In the wake of the coronavirus pandemic, auditing claims – both medical and pharmacy – continues to be a much-discussed topic. The COVID-related spike in costs was historical for some plans as new tests and services came onto the market at wildly varying costs. Depending on where a plan member sought services, the price billed for like items could be vastly different. Audits have helped untangle the details to understand what happened and prepare for similar future events. They're the only way to understand what happened for self-funded plan sponsors (large employers).

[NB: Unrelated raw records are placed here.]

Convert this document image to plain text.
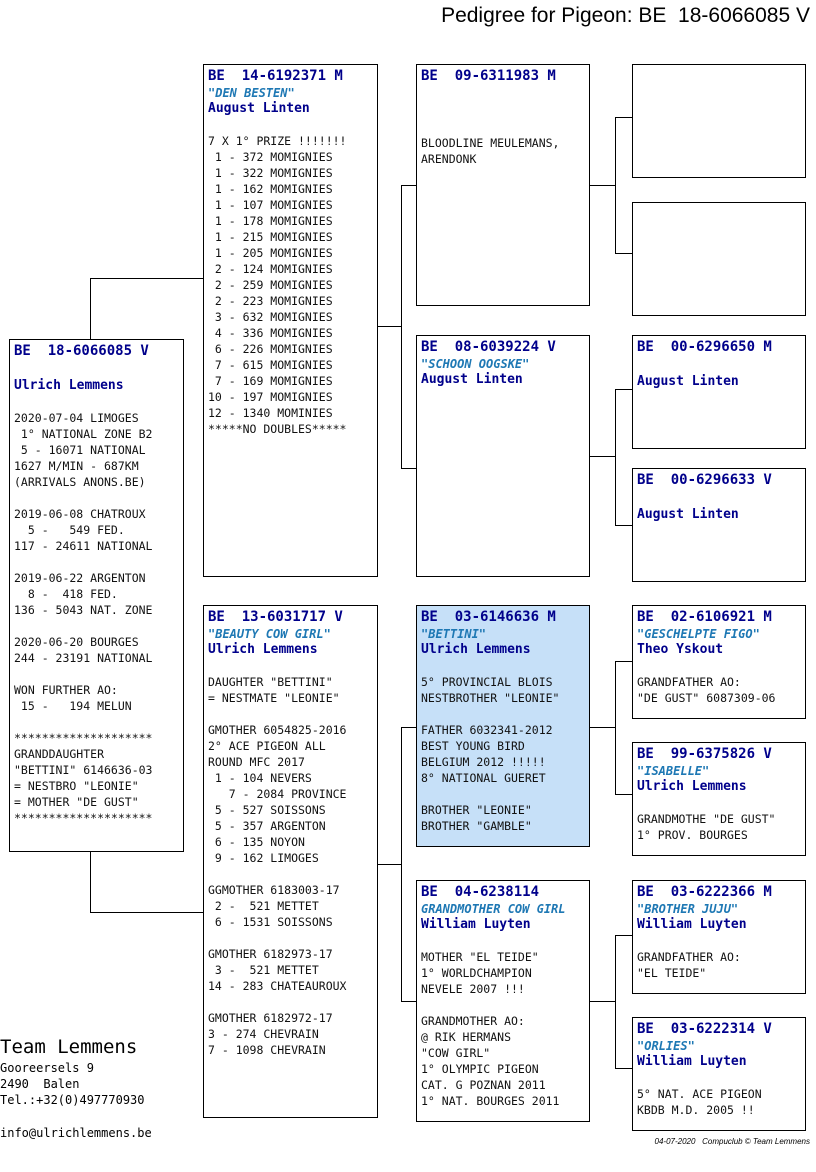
Pedigree for Pigeon: BE  18-6066085 V
BE  18-6066085 V
Ulrich Lemmens
2020-07-04 LIMOGES
1° NATIONAL ZONE B2
5 - 16071 NATIONAL
1627 M/MIN - 687KM
(ARRIVALS ANONS.BE)

2019-06-08 CHATROUX
5 -   549 FED.
117 - 24611 NATIONAL

2019-06-22 ARGENTON
8 -  418 FED.
136 - 5043 NAT. ZONE

2020-06-20 BOURGES
244 - 23191 NATIONAL

WON FURTHER AO:
15 -   194 MELUN

********************
GRANDDAUGHTER
"BETTINI" 6146636-03
= NESTBRO "LEONIE"
= MOTHER "DE GUST"
********************
BE  14-6192371 M
"DEN BESTEN"
August Linten
7 X 1° PRIZE !!!!!!!
1 - 372 MOMIGNIES
1 - 322 MOMIGNIES
1 - 162 MOMIGNIES
1 - 107 MOMIGNIES
1 - 178 MOMIGNIES
1 - 215 MOMIGNIES
1 - 205 MOMIGNIES
2 - 124 MOMIGNIES
2 - 259 MOMIGNIES
2 - 223 MOMIGNIES
3 - 632 MOMIGNIES
4 - 336 MOMIGNIES
6 - 226 MOMIGNIES
7 - 615 MOMIGNIES
7 - 169 MOMIGNIES
10 - 197 MOMIGNIES
12 - 1340 MOMINIES
*****NO DOUBLES*****
BE  13-6031717 V
"BEAUTY COW GIRL"
Ulrich Lemmens
DAUGHTER "BETTINI"
= NESTMATE "LEONIE"

GMOTHER 6054825-2016
2° ACE PIGEON ALL
ROUND MFC 2017
1 - 104 NEVERS
7 - 2084 PROVINCE
5 - 527 SOISSONS
5 - 357 ARGENTON
6 - 135 NOYON
9 - 162 LIMOGES

GGMOTHER 6183003-17
2 -  521 METTET
6 - 1531 SOISSONS

GMOTHER 6182973-17
3 -  521 METTET
14 - 283 CHATEAUROUX

GMOTHER 6182972-17
3 - 274 CHEVRAIN
7 - 1098 CHEVRAIN
BE  09-6311983 M
BLOODLINE MEULEMANS,
ARENDONK
BE  08-6039224 V
"SCHOON OOGSKE"
August Linten
BE  03-6146636 M
"BETTINI"
Ulrich Lemmens
5° PROVINCIAL BLOIS
NESTBROTHER "LEONIE"

FATHER 6032341-2012
BEST YOUNG BIRD
BELGIUM 2012 !!!!!
8° NATIONAL GUERET

BROTHER "LEONIE"
BROTHER "GAMBLE"
BE  04-6238114
GRANDMOTHER COW GIRL
William Luyten
MOTHER "EL TEIDE"
1° WORLDCHAMPION
NEVELE 2007 !!!

GRANDMOTHER AO:
@ RIK HERMANS
"COW GIRL"
1° OLYMPIC PIGEON
CAT. G POZNAN 2011
1° NAT. BOURGES 2011
BE  00-6296650 M
August Linten
BE  00-6296633 V
August Linten
BE  02-6106921 M
"GESCHELPTE FIGO"
Theo Yskout
GRANDFATHER AO:
"DE GUST" 6087309-06
BE  99-6375826 V
"ISABELLE"
Ulrich Lemmens
GRANDMOTHE "DE GUST"
1° PROV. BOURGES
BE  03-6222366 M
"BROTHER JUJU"
William Luyten
GRANDFATHER AO:
"EL TEIDE"
BE  03-6222314 V
"ORLIES"
William Luyten
5° NAT. ACE PIGEON
KBDB M.D. 2005 !!
Team Lemmens
Gooreersels 9
2490  Balen
Tel.:+32(0)497770930
info@ulrichlemmens.be
04-07-2020   Compuclub © Team Lemmens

The information is vital.

Specialist claim auditing firms with unique expertise and proprietary software to conduct the reviews were best positioned to help. Their services often include reviewing 100-percent of claim payments checked against dozens or hundreds of details. The post-mortem, in many cases, revealed eye-popping charges and cost trends in some areas. Mistakes and other irregularities are flagged, and sponsors are given detailed reports on their plan's performance. Only with this level of detailed insight can in-house staff work with and perform oversight of third-party administrators and pharmacy benefit managers.

The medical claims audits focus on a specific set of checkpoints. They need to review thousands of claims quickly and check for doctor fees above reasonable and customary. Also, lab test charges need to be analyzed and compared against National Correct Coding standards. Payments above or outside of standard rates need to be questioned and recovered. Redundant test pairs are a significant issue in some cases, and they're hard to ask about until plan sponsors have information. Better claim auditors are known for their thorough and easy-to-read reports with actionable information. 

The checkpoints differ in the pharmacy portion of a claim audit but are equally numerous. Each claim needs to be checked against the formulary to look for name brands versus generics. Most plans require generics when available, and they aren't always dispensed. They're the most basic and consequential error in pharmacy claim auditing, and the number can add up to large totals. Going above quantity limits for refills is another area to scrutinize as part of utilization reviews. Providers may be unknowingly making these errors, and unless they are flagged, they can multiply over time.